Differences Between Randomized Clinical Trial Participants and Real-World Empagliflozin Users and the Changes in Their Glycated Hemoglobin Levels
- PMID: 32031651
- DOI: 10.1001/jamanetworkopen.2019.20949
Differences Between Randomized Clinical Trial Participants and Real-World Empagliflozin Users and the Changes in Their Glycated Hemoglobin Levels
Abstract
Importance: Use of the sodium-glucose cotransporter 2 inhibitor empagliflozin has increased substantially since 2015. Little is known about characteristics of real-world patients who use empagliflozin or about empagliflozin's effectiveness in reducing glycated hemoglobin (HbA1c) levels in routine clinical care.
Objectives: To characterize real-world initiators of empagliflozin, to examine the proportion of initiators who would have been eligible for participation in phase 3 randomized clinical trials (RCTs) of empagliflozin, and to assess changes in HbA1c levels after empagliflozin initiation.
Design, setting, and participants: This cross-sectional study used linked population-based medical databases containing complete information on redeemed prescriptions, laboratory tests, and diagnoses for all residents in Northern Denmark. A total of 7034 residents of Denmark who filled a first-time empagliflozin prescription from January 2014 to December 2018 were included. Data analysis was performed in August 2019.
Exposure: Empagliflozin initiation.
Main outcomes and measures: Proportion of real-world users ineligible for RCT inclusion and absolute reduction in HbA1c level 6 months after empagliflozin initiation.
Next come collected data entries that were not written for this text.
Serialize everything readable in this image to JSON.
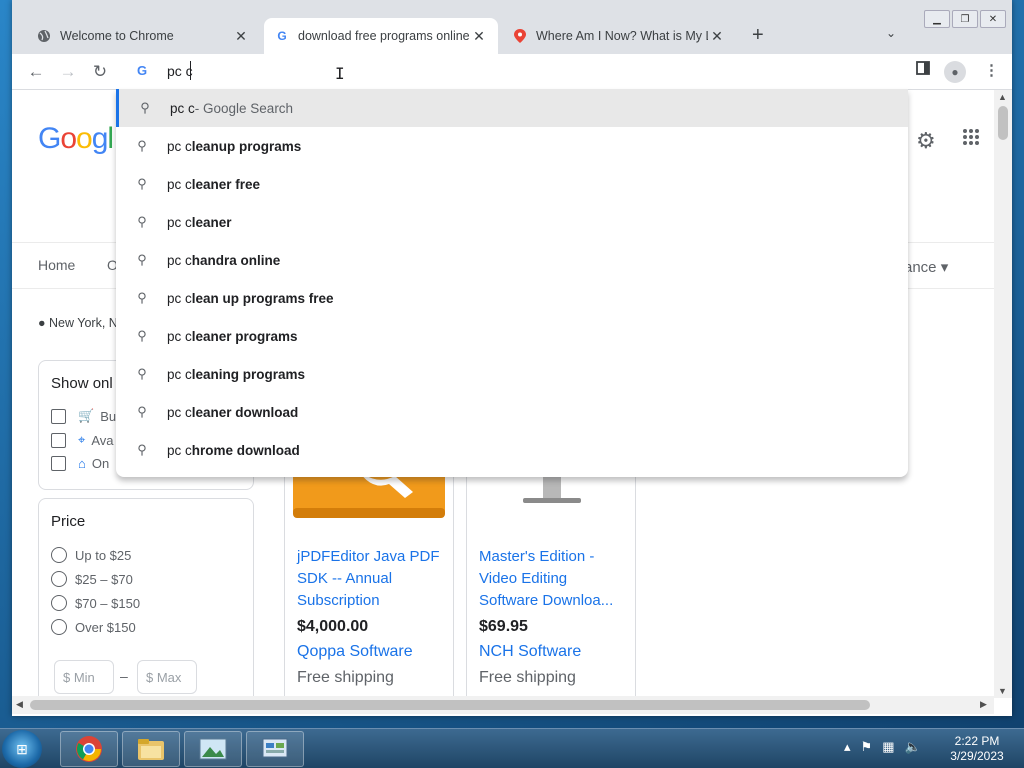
{
  "tabs": [
    {
      "title": "Welcome to Chrome",
      "icon": "globe-icon",
      "close": "✕"
    },
    {
      "title": "download free programs online -",
      "icon": "google-icon",
      "close": "✕"
    },
    {
      "title": "Where Am I Now? What is My Lo",
      "icon": "map-pin-icon",
      "close": "✕"
    }
  ],
  "toolbar": {
    "new_tab": "+",
    "tab_search": "⌄"
  },
  "omnibox": {
    "text": "pc c"
  },
  "suggestions": [
    {
      "typed": "pc c",
      "rest": "",
      "suffix": " - Google Search",
      "highlighted": true
    },
    {
      "typed": "pc c",
      "rest": "leanup programs"
    },
    {
      "typed": "pc c",
      "rest": "leaner free"
    },
    {
      "typed": "pc c",
      "rest": "leaner"
    },
    {
      "typed": "pc c",
      "rest": "handra online"
    },
    {
      "typed": "pc c",
      "rest": "lean up programs free"
    },
    {
      "typed": "pc c",
      "rest": "leaner programs"
    },
    {
      "typed": "pc c",
      "rest": "leaning programs"
    },
    {
      "typed": "pc c",
      "rest": "leaner download"
    },
    {
      "typed": "pc c",
      "rest": "hrome download"
    }
  ],
  "page": {
    "nav_home": "Home",
    "nav_partial": "O",
    "nav_right": "ance ▾",
    "location": "● New York, N",
    "filters": {
      "title": "Show onl",
      "items": [
        {
          "label": "Bu",
          "icon": "cart-icon"
        },
        {
          "label": "Ava",
          "icon": "map-pin-icon"
        },
        {
          "label": "On",
          "icon": "tag-icon"
        }
      ]
    },
    "price": {
      "title": "Price",
      "options": [
        "Up to $25",
        "$25 – $70",
        "$70 – $150",
        "Over $150"
      ],
      "min_placeholder": "$ Min",
      "max_placeholder": "$ Max",
      "dash": "–"
    },
    "products": [
      {
        "title": "jPDFEditor Java PDF SDK -- Annual Subscription",
        "price": "$4,000.00",
        "seller": "Qoppa Software",
        "shipping": "Free shipping"
      },
      {
        "title": "Master's Edition - Video Editing Software Downloa...",
        "price": "$69.95",
        "seller": "NCH Software",
        "shipping": "Free shipping"
      }
    ]
  },
  "taskbar": {
    "time": "2:22 PM",
    "date": "3/29/2023"
  }
}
Results: Of 7034 first-time empagliflozin initiators (median [interquartile range] age, 61.50 [53.30-69.38] years; 4475 [63.6%] men), 3878 (55.1%) would have been ineligible for phase 3 RCT participation; frequent reasons were concurrent use of specific glucose-lowering drugs (1955 initiators [27.8%]), baseline HbA1c level outside the eligibility range (1772 [25.2%]), or presence of comorbidities (1067 initiators [15.3%]). Initiation of empagliflozin was associated with a mean HbA1c reduction of -0.91% (95% CI, -0.94% to -0.87%) after 6 months, similar to phase 3 RCT results. Real-world empagliflozin initiators who would have been eligible for RCT participation experienced slightly lower mean HbA1c reductions (-0.78%; 95% CI, -0.82% to -0.74%) compared with patients who would have been ineligible (-1.01%; 95% CI, -1.07% to -0.95%). Ineligible initiators had higher median (interquartile range) baseline HbA1c values than eligible initiators (8.5% [7.4% to 10.1%] vs 8.2% [7.6% to 9.8%]).
Conclusions and relevance: In this cross-sectional study, more than half of empagliflozin initiators exhibited clinical characteristics that would have led to ineligibility for the RCTs leading to the drug's approval. While the findings suggest that the efficacy of empagliflozin in reducing HbA1c levels translates into real-world effectiveness, further studies should examine clinical outcome effectiveness and drug safety in routine clinical care.